ISO感度が露出の土台

写真撮影時の露出に関する覚え書きです。

写真を趣味とする人で、いつもはカメラに露出を任せている人も、たまには、自分で露出をコントロールするマニュアル露出を使うことをお勧めします。

私が今使っているカメラは、キヤノンのミラーレス一眼カメラ、EOS RPです。このカメラに、RFマウント用キヤノン純正レンズのRF28mm F2.8 STMをつけて使うときは、露出モードを半オートのFvモードにしたりします。

それで、いい感じの露出が得られることもあります。しかし、カメラに搭載されている露出計は反射光式なので、光が当たった面の色の影響を受け、適正な露出が得られません。

【野村誠一写真塾No215】初心者、中級者、写真が上手くなりたい人だけ、オート露出で撮ると、こんな事が起きる。

そんなことが続くと、フィルムカメラの時代にお気に入りレンズとして使ったヤシカコンタックス(ヤシコン)用カール・ツァイスプラナー50mm F1.4につけ替えます。

キヤノン EOS RPにヤシコン プラナー50ミリ

ヤシコンマウントをRFマウントへ変換するマウントアダプタを使えば、オールドレンズをEOS RPでも使えます。

上に貼っている画像は、プラナー50ミリにヤシコンマウントをキヤノン EFマウントへ変換するマウントアダプタをつけたのち、EFマウントをRFマウントへ変換するマウントアダプタで、EOS RPに装着する例です。

オールドレンズを使うときの露出モードは、ISO感F値シャッター速度をすべて、適正な露出になるよう、使用者が自分で組み合わせる必要があります。
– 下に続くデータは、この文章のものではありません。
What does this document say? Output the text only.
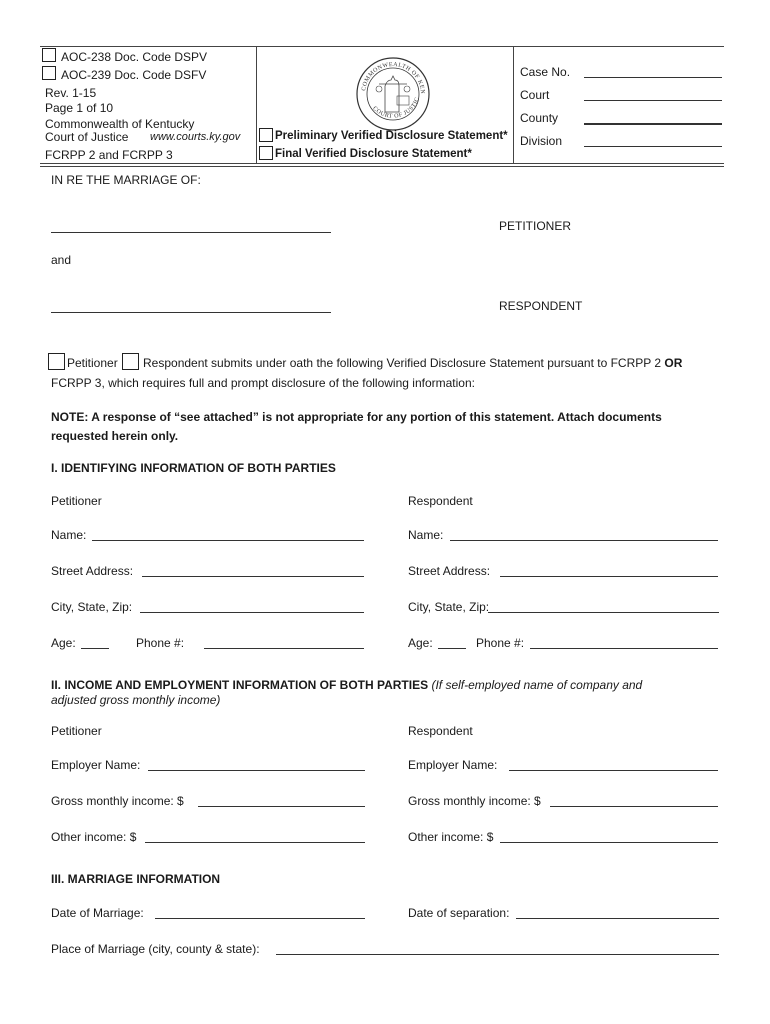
AOC-238 Doc. Code DSPV
AOC-239 Doc. Code DSFV
Rev. 1-15
Page 1 of 10
Commonwealth of Kentucky
Court of Justice www.courts.ky.gov
FCRPP 2 and FCRPP 3
COMMONWEALTH OF KEN
COURT OF JUSTIC
Preliminary Verified Disclosure Statement*
Final Verified Disclosure Statement*
Case No.
Court
County
Division
IN RE THE MARRIAGE OF:
PETITIONER
and
RESPONDENT
Petitioner Respondent submits under oath the following Verified Disclosure Statement pursuant to FCRPP 2 OR
FCRPP 3, which requires full and prompt disclosure of the following information:
NOTE: A response of “see attached” is not appropriate for any portion of this statement. Attach documents
requested herein only.
I. IDENTIFYING INFORMATION OF BOTH PARTIES
Petitioner	Respondent
Name:	Name:
Street Address:	Street Address:
City, State, Zip:	City, State, Zip:
Age:	Phone #:	Age:	Phone #:
II. INCOME AND EMPLOYMENT INFORMATION OF BOTH PARTIES (If self-employed name of company and
adjusted gross monthly income)
Petitioner	Respondent
Employer Name:	Employer Name:
Gross monthly income: $	Gross monthly income: $
Other income: $	Other income: $
III. MARRIAGE INFORMATION
Date of Marriage:	Date of separation:
Place of Marriage (city, county & state):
ISO感度をオートにして手抜きをしようと試みますが、私が使うEOS RPは、ISOオートにすると、露出がオーバー気味に暴れるので使えません。

マニュアル露出で何度も撮影すると、似たような光の状態のときに、どのような組み合わせが使えるか少しずつ覚えることができます。
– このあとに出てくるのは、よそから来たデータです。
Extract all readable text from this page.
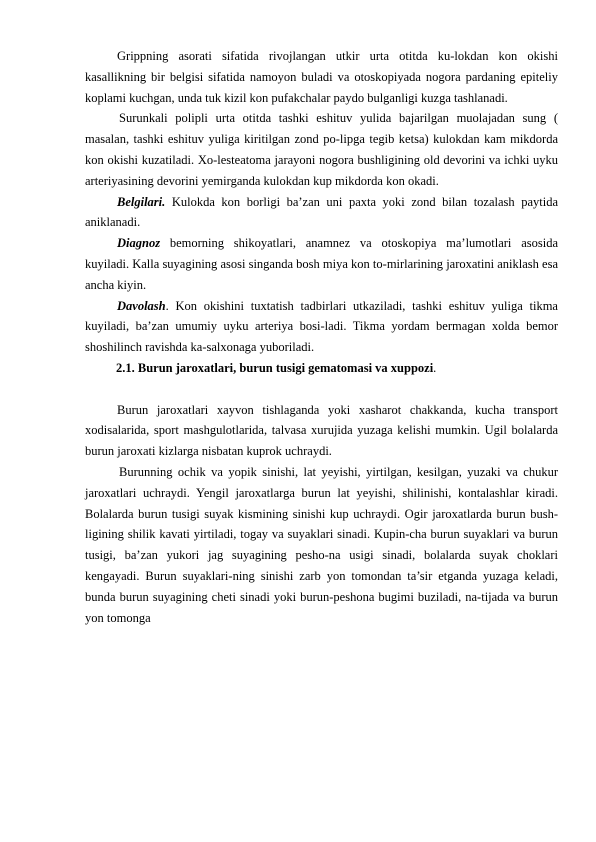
Grippning asorati sifatida rivojlangan utkir urta otitda ku-lokdan kon okishi kasallikning bir belgisi sifatida namoyon buladi va otoskopiyada nogora pardaning epiteliy koplami kuchgan, unda tuk kizil kon pufakchalar paydo bulganligi kuzga tashlanadi.

Surunkali polipli urta otitda tashki eshituv yulida bajarilgan muolajadan sung ( masalan, tashki eshituv yuliga kiritilgan zond po-lipga tegib ketsa) kulokdan kam mikdorda kon okishi kuzatiladi. Xo-lesteatoma jarayoni nogora bushligining old devorini va ichki uyku arteriyasining devorini yemirganda kulokdan kup mikdorda kon okadi.

Belgilari. Kulokda kon borligi ba’zan uni paxta yoki zond bilan tozalash paytida aniklanadi.

Diagnoz bemorning shikoyatlari, anamnez va otoskopiya ma’lumotlari asosida kuyiladi. Kalla suyagining asosi singanda bosh miya kon to-mirlarining jaroxatini aniklash esa ancha kiyin.

Davolash. Kon okishini tuxtatish tadbirlari utkaziladi, tashki eshituv yuliga tikma kuyiladi, ba’zan umumiy uyku arteriya bosi-ladi. Tikma yordam bermagan xolda bemor shoshilinch ravishda ka-salxonaga yuboriladi.

2.1. Burun jaroxatlari, burun tusigi gematomasi va xuppozi.

Burun jaroxatlari xayvon tishlaganda yoki xasharot chakkanda, kucha transport xodisalarida, sport mashgulotlarida, talvasa xurujida yuzaga kelishi mumkin. Ugil bolalarda burun jaroxati kizlarga nisbatan kuprok uchraydi.

Burunning ochik va yopik sinishi, lat yeyishi, yirtilgan, kesilgan, yuzaki va chukur jaroxatlari uchraydi. Yengil jaroxatlarga burun lat yeyishi, shilinishi, kontalashlar kiradi. Bolalarda burun tusigi suyak kismining sinishi kup uchraydi. Ogir jaroxatlarda burun bush-ligining shilik kavati yirtiladi, togay va suyaklari sinadi. Kupin-cha burun suyaklari va burun tusigi, ba’zan yukori jag suyagining pesho-na usigi sinadi, bolalarda suyak choklari kengayadi. Burun suyaklari-ning sinishi zarb yon tomondan ta’sir etganda yuzaga keladi, bunda burun suyagining cheti sinadi yoki burun-peshona bugimi buziladi, na-tijada va burun yon tomonga
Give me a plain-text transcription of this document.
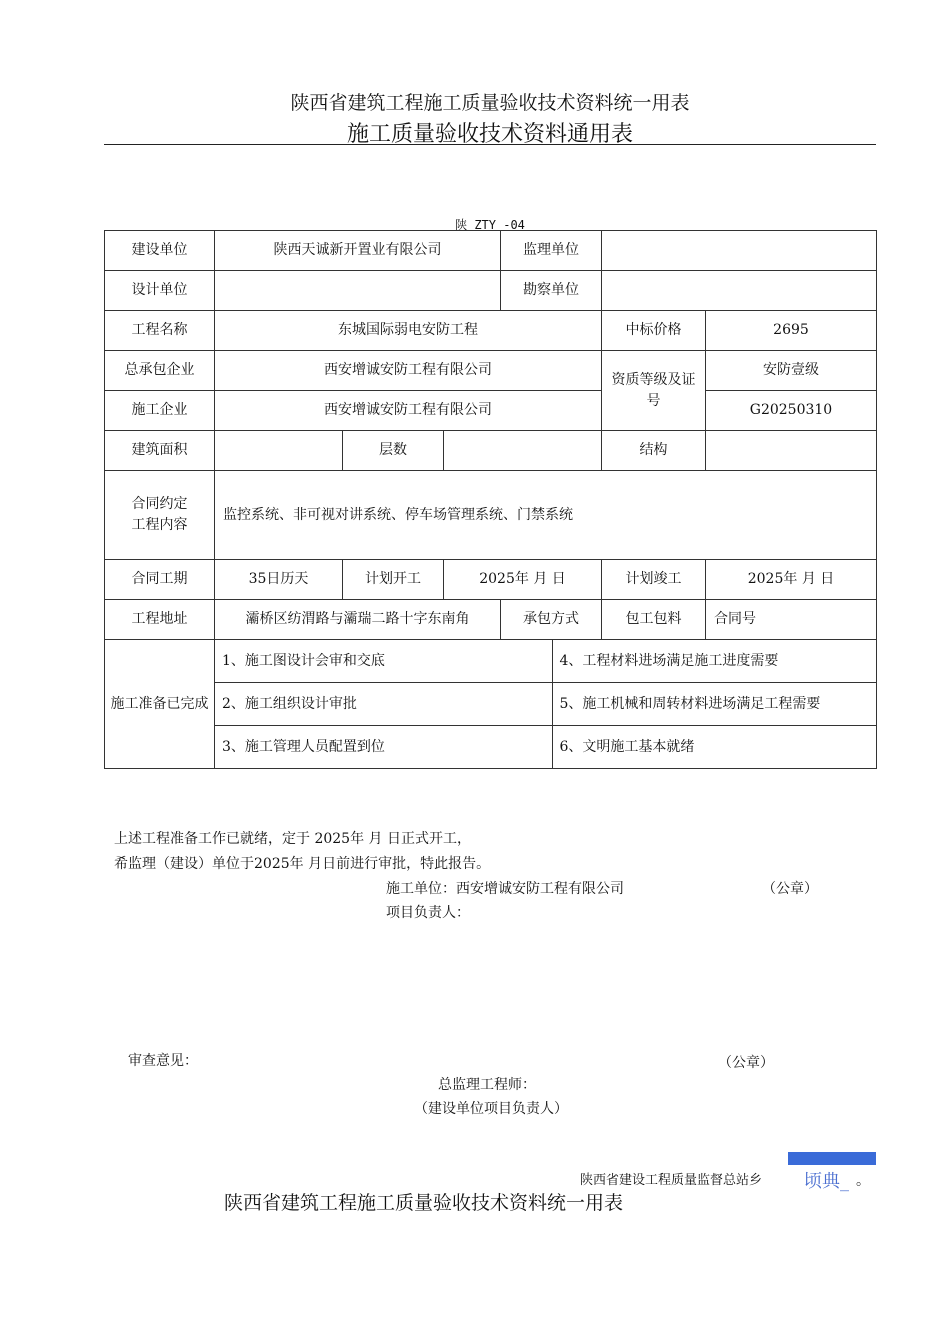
陕西省建筑工程施工质量验收技术资料统一用表
施工质量验收技术资料通用表
陕 ZTY -04
建设单位	陕西天诚新开置业有限公司	监理单位	
设计单位		勘察单位	
工程名称	东城国际弱电安防工程	中标价格	2695
总承包企业	西安增诚安防工程有限公司	资质等级及证号	安防壹级
施工企业	西安增诚安防工程有限公司	G20250310
建筑面积		层数		结构	
合同约定工程内容	监控系统、非可视对讲系统、停车场管理系统、门禁系统
合同工期	35日历天	计划开工	2025年 月 日	计划竣工	2025年 月 日
工程地址	灞桥区纺渭路与灞瑞二路十字东南角	承包方式	包工包料	合同号
施工准备已完成	
1、施工图设计会审和交底	4、工程材料进场满足施工进度需要
2、施工组织设计审批	5、施工机械和周转材料进场满足工程需要
3、施工管理人员配置到位	6、文明施工基本就绪
上述工程准备工作已就绪，定于 2025年 月 日正式开工，
希监理（建设）单位于2025年 月日前进行审批，特此报告。
施工单位：西安增诚安防工程有限公司	（公章）
项目负责人：
审查意见：	（公章）
总监理工程师：
（建设单位项目负责人）
陕西省建设工程质量监督总站乡 顷典_ 。
陕西省建筑工程施工质量验收技术资料统一用表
たとえば、蛍光灯だけの灯かりの下で、我が家の愛猫のおてんばちゃんを撮ろうとする場合は、次のような組み合わせにします。

ISO感度ISO1600
F値f/4
シャッター速度1/100th

それぞれの設定を少しずつ変更することで、無限の組み合わせが得られます。

次のような組み合わせでも、蛍光灯下で適正な露出が得られます。

ISO感度ISO400
F値f/2
シャッター速度1/100th

この場合は、シャッター速度が1/100秒で固定されています。この条件では、ISO感度とF値の組み合わせで露出を適正にすることになりまうs。

F値をf4からf2にすると、2段分明るくなります。それをISO感度で補うため、ISO1600より2段低感度のISO400にするといったあんばいです。

ISO感度とシャッター速度は、1/2か2倍かでわかりやすいです。F値は独特で、1.4、2、2.8、4、5.6、8、11、16が1段ごとの変化になります。

晴れた日に戸外で撮る時は、「感度分の16」をそのまま使ったり、自分なりにアレンジして使うことも有効な手段となります。

露出の基本中の基本 青い空を撮るときは「感度分の16」

「感度分の16」をアレンジすることで、屋外でスナップ写真を撮るがとても楽になります。

たとえば、ISO感度をISO250、シャッター速度を1/250秒に固定します。あとは、自分の望む画面の明暗になるよう、F値を調節するだけです。

こんなときは、撮影結果が、電子ビューファインダーで撮影前に確認できる、ミラーレス一眼カメラが威力を発揮します。

露出を決めるうえで肝となるのはISO感度の設定です。

フィルムの時代は、フィルムを装填した時点でISO感度が決定されました。ポジフィルム(リバーサルフィルム)のコダクローム64を使うなら、ISO64といった具合にです。

デジタル時代になり、ISO感度が自由に変更できるようになったことは、便利であるようで、少し困ったことになったりもします。ISOオートにすると、光の状況に応じ、ISO感度が目まぐるしく変化してしまうからです。

そうなると、露出決定の「土台」がぐらぐらするようなものです。ぐらつく「土台」に、F値とシャッター速度の組み合わせ変更が求められます。

デジタルカメラを使っても、ISO感度を自分で任意に「固定」することで、デジタル時代にも、フィルム時代の感覚で写真を撮ることができます。

私には、マニュアル露出が、間違いがなく、使っていて楽です。